February 13, 2019
Category: Legal Updates
Due to a recent California Court of Appeal ruling, employers must now pay employees “reporting time pay” when employees are required to call their worksite two (2) hours prior to a scheduled on-call shift and must report to work for that shift if the employer requests. In Ward v. Tilly’s, Inc., the Court made clear that this ruling applies prospectively and not retroactively.
California’s Industrial Welfare Commission (“IWC”) wage orders require employers to pay employees “reporting time pay” for each workday an employee is required to report for work and does report but is not put to work or is put to work for less than less than half of their usual or scheduled shift. Employers must pay the employee reporting time pay, which is half of their scheduled shift at their hourly rate, or a minimum of two hours. Traditionally, “reporting time pay” was only owed if an employee physically reported to work but was sent home due to business needs. However, this ruling broadens the interpretation of “reporting time pay” in favor of employees.
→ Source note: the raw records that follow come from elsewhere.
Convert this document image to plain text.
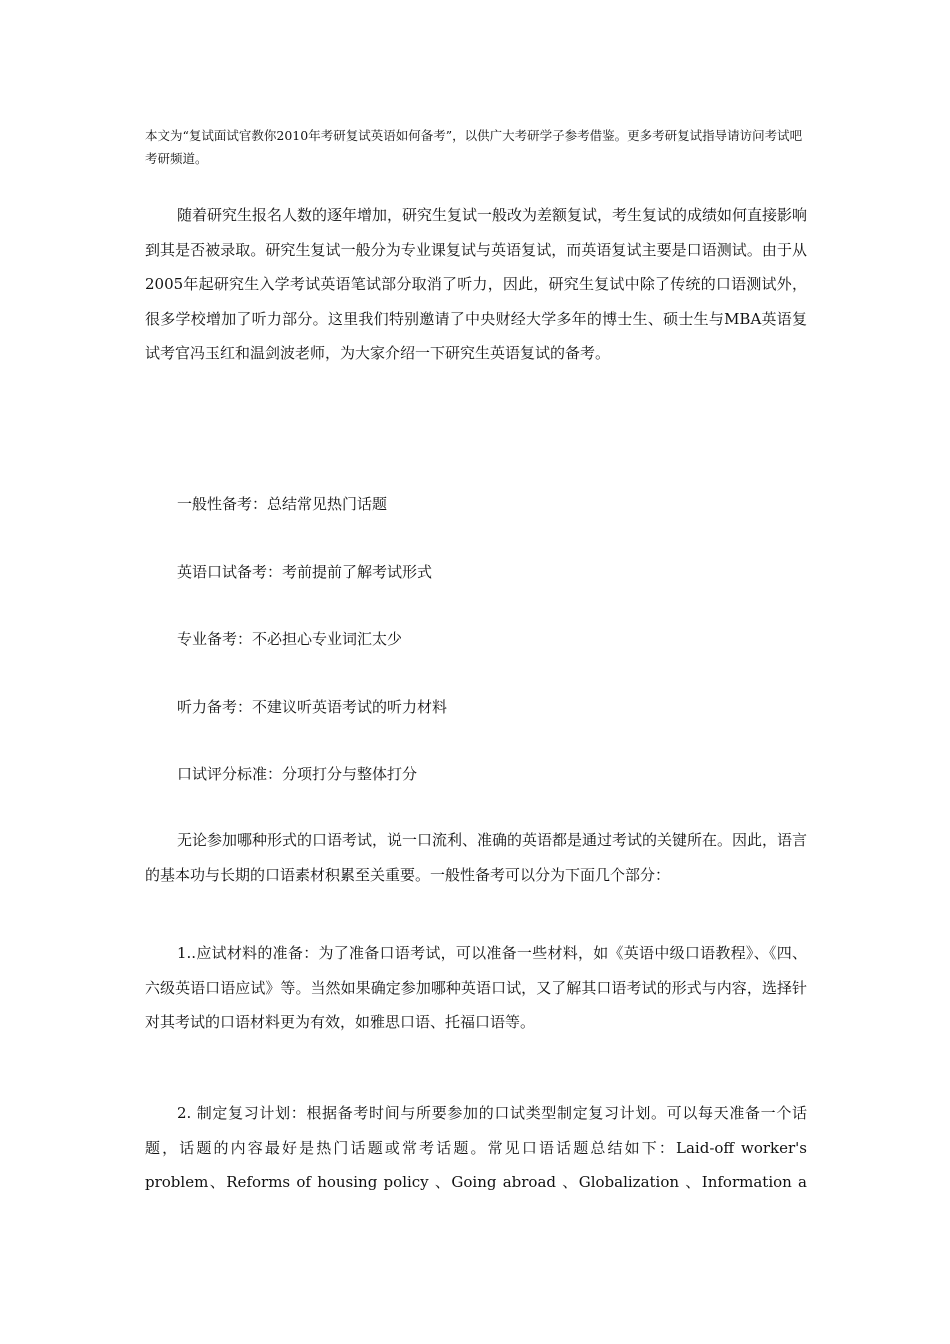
本文为“复试面试官教你2010年考研复试英语如何备考”，以供广大考研学子参考借鉴。更多考研复试指导请访问考试吧考研频道。

随着研究生报名人数的逐年增加，研究生复试一般改为差额复试，考生复试的成绩如何直接影响到其是否被录取。研究生复试一般分为专业课复试与英语复试，而英语复试主要是口语测试。由于从2005年起研究生入学考试英语笔试部分取消了听力，因此，研究生复试中除了传统的口语测试外，很多学校增加了听力部分。这里我们特别邀请了中央财经大学多年的博士生、硕士生与MBA英语复试考官冯玉红和温剑波老师，为大家介绍一下研究生英语复试的备考。

一般性备考：总结常见热门话题

英语口试备考：考前提前了解考试形式

专业备考：不必担心专业词汇太少

听力备考：不建议听英语考试的听力材料

口试评分标准：分项打分与整体打分

无论参加哪种形式的口语考试，说一口流利、准确的英语都是通过考试的关键所在。因此，语言的基本功与长期的口语素材积累至关重要。一般性备考可以分为下面几个部分：

1..应试材料的准备：为了准备口语考试，可以准备一些材料，如《英语中级口语教程》、《四、六级英语口语应试》等。当然如果确定参加哪种英语口试，又了解其口语考试的形式与内容，选择针对其考试的口语材料更为有效，如雅思口语、托福口语等。

2. 制定复习计划：根据备考时间与所要参加的口试类型制定复习计划。可以每天准备一个话题，话题的内容最好是热门话题或常考话题。常见口语话题总结如下：Laid-off worker's problem、Reforms of housing policy 、Going abroad 、Globalization 、Information a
In Ward vs. Tilly’s Inc., Tilly’s employees were scheduled as “on-call” and required to call in to their store two hours prior to the start of their shift. The employees were required to work that shift if the store requested them to do so and employees were disciplined if they failed to contact their stores, if they contacted the stores late, or if they refused to work. The employees brought a class action lawsuit against Tilly’s claiming that, under these practices, the employees were owed reporting time pay.
Tilly’s argued that “reporting time pay” was not owed because the employees did not physically report to their stores. This Court disagreed, concluding that “reporting to work” does not have a single meaning, and does not necessarily only mean that an employee must physically show up for work at a particular time. The Court further reasoned that on-call shifts take a toll on employees as they are forced to make, among other things, childcare and financial arrangements. As such, the Court sided with the employees and held that Tilly’s owed them reporting time pay.
Employers should immediately consider how on-call shifts are handled as these practices may now warrant reporting time pay. Keep in mind that this ruling also extends reporting time pay to situations where an employee is required to log on to a computer remotely to determine if they must report to work or appear at a client’s job site.